Strategic acquisitions of R120 million were concluded during the year, including a 49% shareholding in Pharmafrique (Pty) Ltd (trading as Kiara Health), effective 1 August 2020, and a 60% shareholding in Parcel Ninja, effective 1 February 2021. In addition, we also announced two additional significant strategic acquisitions: Deep Catch Namibia Holdings and the J&J Group, which are subject to relevant approvals. We also concluded a broad-based black economic empowerment deal for 25% of our Logistics South Africa Group in July.
Disposals included Pharmed, the European shipping operations for c.R3.4 billion and the South American shipping business for c.R1.3 billion.
Akoojee notes, "Many of our markets continue to face uncertainty and volatility, being in various levels of lockdown and restrictions. While some of these restrictions are easing, we anticipate the impact of the COVID-19 pandemic and the ensuing uncertainty to continue affecting our operations and performance in the short-term."
"The start to the 2022 financial year has been challenging, with July and August trading negatively impacted by the social unrest in South Africa, extended COVID-19 related restrictions on the sale of alcohol in South Africa and Mozambique, the shortage of semi-conductors across Europe, and higher supply chain costs negatively impacting volumes due to the unavailability of shipping containers and subsequent higher freight rates."
Subject to stable currencies and a steady recovery in volumes and revenue on the back of easing COVID-19 restrictions – for financial year 2022, Imperial expects to deliver growth in revenue, operating profit, HEPS and core EPS from continuing operations compared to fiscal 2021. In addition, the Group expects to continue to generate good free cash flow with free cash conversion expected to be between 70% and 75%.
With regards to the DP World offer to acquire Imperial, the proposed transaction is still subject to Imperial shareholder approval and other customary completion conditions, including regulatory approvals, which are in progress. The circular for this transaction was distributed on 19 August 2021 and the general meeting convened for shareholders is scheduled for 17 September 2021. We anticipate that the proposed transaction will be concluded by February 2022, pending the successful outcome of the outstanding approvals. In the interim, Imperial will continue with its daily business activities.
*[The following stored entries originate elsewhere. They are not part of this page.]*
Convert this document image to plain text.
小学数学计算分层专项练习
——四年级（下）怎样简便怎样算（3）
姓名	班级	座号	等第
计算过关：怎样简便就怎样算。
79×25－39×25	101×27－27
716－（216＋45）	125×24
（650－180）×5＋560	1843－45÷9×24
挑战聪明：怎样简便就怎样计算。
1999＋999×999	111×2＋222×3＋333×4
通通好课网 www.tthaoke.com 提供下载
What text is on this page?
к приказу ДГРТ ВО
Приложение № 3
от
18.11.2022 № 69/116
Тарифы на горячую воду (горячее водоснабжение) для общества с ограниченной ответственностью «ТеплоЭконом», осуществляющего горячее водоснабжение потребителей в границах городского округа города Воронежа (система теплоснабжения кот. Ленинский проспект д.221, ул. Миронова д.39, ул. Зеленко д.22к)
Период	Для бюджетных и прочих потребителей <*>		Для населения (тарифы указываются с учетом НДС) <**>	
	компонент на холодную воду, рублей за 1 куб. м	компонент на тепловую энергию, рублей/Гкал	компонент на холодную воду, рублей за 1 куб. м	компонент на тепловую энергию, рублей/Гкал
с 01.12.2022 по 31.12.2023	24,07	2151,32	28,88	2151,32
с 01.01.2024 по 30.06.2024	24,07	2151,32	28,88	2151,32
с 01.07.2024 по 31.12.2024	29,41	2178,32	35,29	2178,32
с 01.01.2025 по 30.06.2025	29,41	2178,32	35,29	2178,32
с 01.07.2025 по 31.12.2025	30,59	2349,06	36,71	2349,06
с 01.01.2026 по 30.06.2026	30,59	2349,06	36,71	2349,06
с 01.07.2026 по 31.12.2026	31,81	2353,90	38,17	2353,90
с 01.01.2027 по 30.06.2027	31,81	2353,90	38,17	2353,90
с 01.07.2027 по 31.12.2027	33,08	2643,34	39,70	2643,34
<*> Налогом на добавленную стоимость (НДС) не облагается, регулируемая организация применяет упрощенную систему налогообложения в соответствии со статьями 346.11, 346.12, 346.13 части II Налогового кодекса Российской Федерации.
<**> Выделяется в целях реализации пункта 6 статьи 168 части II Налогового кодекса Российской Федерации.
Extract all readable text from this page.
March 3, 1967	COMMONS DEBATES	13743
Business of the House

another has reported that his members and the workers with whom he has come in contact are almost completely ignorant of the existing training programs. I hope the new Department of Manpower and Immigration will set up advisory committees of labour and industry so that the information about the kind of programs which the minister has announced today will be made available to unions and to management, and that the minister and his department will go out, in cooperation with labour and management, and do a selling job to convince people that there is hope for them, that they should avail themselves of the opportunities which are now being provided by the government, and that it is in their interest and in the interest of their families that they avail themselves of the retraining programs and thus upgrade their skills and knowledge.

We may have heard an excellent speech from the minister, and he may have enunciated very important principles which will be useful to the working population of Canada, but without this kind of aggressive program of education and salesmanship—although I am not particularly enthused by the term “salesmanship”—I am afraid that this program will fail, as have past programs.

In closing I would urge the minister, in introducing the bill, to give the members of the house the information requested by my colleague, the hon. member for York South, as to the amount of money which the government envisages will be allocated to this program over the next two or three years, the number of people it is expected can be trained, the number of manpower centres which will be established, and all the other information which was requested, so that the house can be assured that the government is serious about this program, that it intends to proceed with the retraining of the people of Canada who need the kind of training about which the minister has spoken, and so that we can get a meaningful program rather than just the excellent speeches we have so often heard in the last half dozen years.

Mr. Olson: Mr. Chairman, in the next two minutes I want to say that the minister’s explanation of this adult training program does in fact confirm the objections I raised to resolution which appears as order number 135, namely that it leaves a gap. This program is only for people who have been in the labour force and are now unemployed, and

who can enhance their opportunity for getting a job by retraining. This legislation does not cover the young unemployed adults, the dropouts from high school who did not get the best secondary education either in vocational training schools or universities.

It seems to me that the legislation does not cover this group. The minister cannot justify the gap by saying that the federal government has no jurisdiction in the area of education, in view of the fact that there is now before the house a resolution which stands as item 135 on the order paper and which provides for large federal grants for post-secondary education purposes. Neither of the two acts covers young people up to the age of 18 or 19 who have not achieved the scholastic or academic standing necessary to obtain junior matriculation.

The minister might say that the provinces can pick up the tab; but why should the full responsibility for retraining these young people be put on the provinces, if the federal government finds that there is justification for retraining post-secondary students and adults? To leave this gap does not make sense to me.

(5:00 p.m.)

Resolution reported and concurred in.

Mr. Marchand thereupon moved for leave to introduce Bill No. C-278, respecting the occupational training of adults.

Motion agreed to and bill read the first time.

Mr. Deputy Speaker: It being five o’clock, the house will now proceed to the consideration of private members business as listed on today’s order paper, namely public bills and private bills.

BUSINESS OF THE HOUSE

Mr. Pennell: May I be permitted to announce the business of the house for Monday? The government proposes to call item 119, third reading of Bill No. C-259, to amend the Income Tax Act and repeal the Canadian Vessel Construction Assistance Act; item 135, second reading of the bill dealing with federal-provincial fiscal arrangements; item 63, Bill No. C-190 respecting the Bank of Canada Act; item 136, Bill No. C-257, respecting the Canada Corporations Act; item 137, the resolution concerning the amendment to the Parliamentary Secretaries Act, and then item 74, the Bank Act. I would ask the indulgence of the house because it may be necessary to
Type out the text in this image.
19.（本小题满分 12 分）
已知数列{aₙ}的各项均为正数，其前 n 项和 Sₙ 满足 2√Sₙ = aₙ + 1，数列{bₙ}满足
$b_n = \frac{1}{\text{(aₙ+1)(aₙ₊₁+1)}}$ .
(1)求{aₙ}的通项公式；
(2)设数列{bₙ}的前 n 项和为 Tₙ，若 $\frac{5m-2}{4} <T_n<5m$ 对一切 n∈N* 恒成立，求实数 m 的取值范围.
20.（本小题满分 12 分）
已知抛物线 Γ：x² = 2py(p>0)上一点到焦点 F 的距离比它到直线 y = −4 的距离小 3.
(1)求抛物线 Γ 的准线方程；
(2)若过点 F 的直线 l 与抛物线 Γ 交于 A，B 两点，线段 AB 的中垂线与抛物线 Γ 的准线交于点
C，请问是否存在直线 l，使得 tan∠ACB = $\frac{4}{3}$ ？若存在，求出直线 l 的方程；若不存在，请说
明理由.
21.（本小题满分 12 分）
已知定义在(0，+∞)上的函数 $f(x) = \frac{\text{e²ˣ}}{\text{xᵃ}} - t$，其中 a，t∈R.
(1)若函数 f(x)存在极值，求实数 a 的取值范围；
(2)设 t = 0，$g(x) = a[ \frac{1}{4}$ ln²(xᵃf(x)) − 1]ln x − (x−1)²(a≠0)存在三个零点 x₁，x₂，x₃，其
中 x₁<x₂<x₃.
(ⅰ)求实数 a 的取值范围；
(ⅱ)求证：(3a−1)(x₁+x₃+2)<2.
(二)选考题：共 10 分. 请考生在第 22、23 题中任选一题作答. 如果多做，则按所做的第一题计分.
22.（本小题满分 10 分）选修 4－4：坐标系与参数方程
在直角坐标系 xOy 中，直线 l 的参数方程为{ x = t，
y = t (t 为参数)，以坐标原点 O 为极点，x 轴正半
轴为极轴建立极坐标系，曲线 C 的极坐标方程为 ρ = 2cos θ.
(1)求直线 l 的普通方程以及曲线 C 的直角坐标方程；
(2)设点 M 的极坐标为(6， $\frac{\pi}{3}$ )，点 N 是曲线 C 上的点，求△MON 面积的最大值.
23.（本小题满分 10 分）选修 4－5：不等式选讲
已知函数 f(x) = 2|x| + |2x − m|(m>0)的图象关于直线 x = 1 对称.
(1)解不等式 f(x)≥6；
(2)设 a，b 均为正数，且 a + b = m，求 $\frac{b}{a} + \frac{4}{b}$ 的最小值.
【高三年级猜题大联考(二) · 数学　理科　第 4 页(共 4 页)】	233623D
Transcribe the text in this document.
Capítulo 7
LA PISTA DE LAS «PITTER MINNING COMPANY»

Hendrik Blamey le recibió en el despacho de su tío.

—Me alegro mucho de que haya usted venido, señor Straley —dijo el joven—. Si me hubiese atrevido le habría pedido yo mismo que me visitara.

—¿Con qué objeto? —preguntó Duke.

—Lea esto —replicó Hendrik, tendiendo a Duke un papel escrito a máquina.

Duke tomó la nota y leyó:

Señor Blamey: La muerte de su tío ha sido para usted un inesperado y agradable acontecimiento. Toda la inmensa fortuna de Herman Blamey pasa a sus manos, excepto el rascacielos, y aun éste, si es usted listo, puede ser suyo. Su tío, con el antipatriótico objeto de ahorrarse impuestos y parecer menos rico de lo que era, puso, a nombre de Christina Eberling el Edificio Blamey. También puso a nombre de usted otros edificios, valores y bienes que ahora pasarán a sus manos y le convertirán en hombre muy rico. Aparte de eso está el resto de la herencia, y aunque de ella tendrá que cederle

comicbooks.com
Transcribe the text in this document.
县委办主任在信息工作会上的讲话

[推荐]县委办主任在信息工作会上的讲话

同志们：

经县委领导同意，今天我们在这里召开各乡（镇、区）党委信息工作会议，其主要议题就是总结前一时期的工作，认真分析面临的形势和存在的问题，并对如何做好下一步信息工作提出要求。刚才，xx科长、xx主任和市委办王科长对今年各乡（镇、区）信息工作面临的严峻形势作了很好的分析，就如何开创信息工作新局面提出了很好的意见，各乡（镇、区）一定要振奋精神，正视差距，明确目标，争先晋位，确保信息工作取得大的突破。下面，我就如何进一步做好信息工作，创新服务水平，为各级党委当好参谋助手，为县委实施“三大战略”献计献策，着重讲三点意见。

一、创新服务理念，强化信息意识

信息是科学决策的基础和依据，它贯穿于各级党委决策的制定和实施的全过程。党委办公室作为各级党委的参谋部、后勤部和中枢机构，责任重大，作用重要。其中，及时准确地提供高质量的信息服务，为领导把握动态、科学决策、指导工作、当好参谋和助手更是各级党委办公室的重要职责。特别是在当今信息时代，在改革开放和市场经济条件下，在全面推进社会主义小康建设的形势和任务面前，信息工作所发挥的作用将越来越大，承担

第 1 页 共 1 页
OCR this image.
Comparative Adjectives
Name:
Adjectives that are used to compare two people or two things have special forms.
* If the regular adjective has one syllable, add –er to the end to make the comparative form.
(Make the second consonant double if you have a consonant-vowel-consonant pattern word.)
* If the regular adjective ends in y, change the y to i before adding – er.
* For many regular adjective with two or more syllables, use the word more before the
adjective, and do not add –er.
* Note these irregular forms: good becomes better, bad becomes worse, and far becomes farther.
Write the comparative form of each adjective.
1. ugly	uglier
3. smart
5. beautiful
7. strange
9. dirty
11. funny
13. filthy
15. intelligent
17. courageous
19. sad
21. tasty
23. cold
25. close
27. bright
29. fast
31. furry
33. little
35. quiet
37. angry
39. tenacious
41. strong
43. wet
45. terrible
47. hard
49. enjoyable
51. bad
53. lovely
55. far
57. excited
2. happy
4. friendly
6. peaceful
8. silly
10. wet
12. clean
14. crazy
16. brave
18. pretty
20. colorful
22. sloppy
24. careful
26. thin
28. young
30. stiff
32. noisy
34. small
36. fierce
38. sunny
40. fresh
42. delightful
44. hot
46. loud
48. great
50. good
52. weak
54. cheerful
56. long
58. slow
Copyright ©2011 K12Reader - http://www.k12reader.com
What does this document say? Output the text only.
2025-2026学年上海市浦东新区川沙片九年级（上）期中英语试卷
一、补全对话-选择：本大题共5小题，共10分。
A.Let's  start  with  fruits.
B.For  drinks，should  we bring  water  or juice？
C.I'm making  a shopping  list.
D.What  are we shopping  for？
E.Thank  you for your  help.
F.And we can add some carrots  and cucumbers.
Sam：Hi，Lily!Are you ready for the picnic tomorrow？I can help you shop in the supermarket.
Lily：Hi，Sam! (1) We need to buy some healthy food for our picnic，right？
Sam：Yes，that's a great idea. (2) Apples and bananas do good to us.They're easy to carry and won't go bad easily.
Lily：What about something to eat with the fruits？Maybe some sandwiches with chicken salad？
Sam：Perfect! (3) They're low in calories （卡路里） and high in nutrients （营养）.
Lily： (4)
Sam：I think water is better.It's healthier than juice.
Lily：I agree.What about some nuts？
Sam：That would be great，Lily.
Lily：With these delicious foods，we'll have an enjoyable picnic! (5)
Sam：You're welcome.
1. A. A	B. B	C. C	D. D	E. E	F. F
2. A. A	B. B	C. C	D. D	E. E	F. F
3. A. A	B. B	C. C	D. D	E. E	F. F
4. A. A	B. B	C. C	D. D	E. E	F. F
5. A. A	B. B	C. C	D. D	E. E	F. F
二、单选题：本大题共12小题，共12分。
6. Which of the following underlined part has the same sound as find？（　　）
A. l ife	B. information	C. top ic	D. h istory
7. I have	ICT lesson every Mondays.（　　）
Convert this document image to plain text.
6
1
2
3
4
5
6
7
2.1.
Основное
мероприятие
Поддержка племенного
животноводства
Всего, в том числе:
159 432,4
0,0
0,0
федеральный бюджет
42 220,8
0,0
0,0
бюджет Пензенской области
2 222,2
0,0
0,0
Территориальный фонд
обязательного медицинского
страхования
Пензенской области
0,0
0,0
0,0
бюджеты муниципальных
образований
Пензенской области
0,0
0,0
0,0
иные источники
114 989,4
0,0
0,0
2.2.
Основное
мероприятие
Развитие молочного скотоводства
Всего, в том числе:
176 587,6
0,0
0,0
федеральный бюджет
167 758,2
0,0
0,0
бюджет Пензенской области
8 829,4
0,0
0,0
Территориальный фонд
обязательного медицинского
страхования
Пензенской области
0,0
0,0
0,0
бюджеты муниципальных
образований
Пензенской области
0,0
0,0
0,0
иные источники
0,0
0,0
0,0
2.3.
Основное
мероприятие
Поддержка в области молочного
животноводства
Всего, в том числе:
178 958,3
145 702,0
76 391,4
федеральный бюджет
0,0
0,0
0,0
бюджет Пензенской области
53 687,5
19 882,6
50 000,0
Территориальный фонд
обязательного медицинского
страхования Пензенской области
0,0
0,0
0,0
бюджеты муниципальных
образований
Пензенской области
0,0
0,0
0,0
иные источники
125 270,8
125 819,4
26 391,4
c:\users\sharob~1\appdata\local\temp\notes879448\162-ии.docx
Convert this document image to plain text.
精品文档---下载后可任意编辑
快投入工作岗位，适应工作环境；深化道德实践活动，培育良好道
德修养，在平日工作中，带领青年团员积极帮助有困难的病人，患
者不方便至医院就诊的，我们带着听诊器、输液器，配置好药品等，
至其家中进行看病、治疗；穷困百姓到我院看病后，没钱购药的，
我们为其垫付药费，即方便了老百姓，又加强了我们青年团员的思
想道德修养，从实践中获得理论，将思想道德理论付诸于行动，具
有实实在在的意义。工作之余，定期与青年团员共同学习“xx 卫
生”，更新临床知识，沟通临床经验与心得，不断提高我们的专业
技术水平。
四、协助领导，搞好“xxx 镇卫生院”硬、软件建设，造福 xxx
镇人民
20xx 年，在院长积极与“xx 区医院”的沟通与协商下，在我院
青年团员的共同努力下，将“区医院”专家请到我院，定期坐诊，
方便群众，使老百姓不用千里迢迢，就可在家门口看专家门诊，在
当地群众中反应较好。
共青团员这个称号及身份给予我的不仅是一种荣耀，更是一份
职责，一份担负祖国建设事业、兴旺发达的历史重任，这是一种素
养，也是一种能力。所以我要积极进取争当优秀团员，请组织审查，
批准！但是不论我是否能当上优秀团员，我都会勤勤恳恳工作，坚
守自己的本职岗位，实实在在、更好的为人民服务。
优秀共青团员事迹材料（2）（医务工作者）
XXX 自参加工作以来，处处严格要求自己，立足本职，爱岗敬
Akoojee concludes, "Our balance sheet remains strong and resilient, with headroom in terms of debt capacity and liquidity to facilitate our strategic growth aspirations. We have a strong pipeline of new business opportunities which we are working hard to translate into new business. While we will continue to meet the demands and manage the implications of the pandemic in the short-term, we will also ensure that we continue to deliver on our strategic objectives."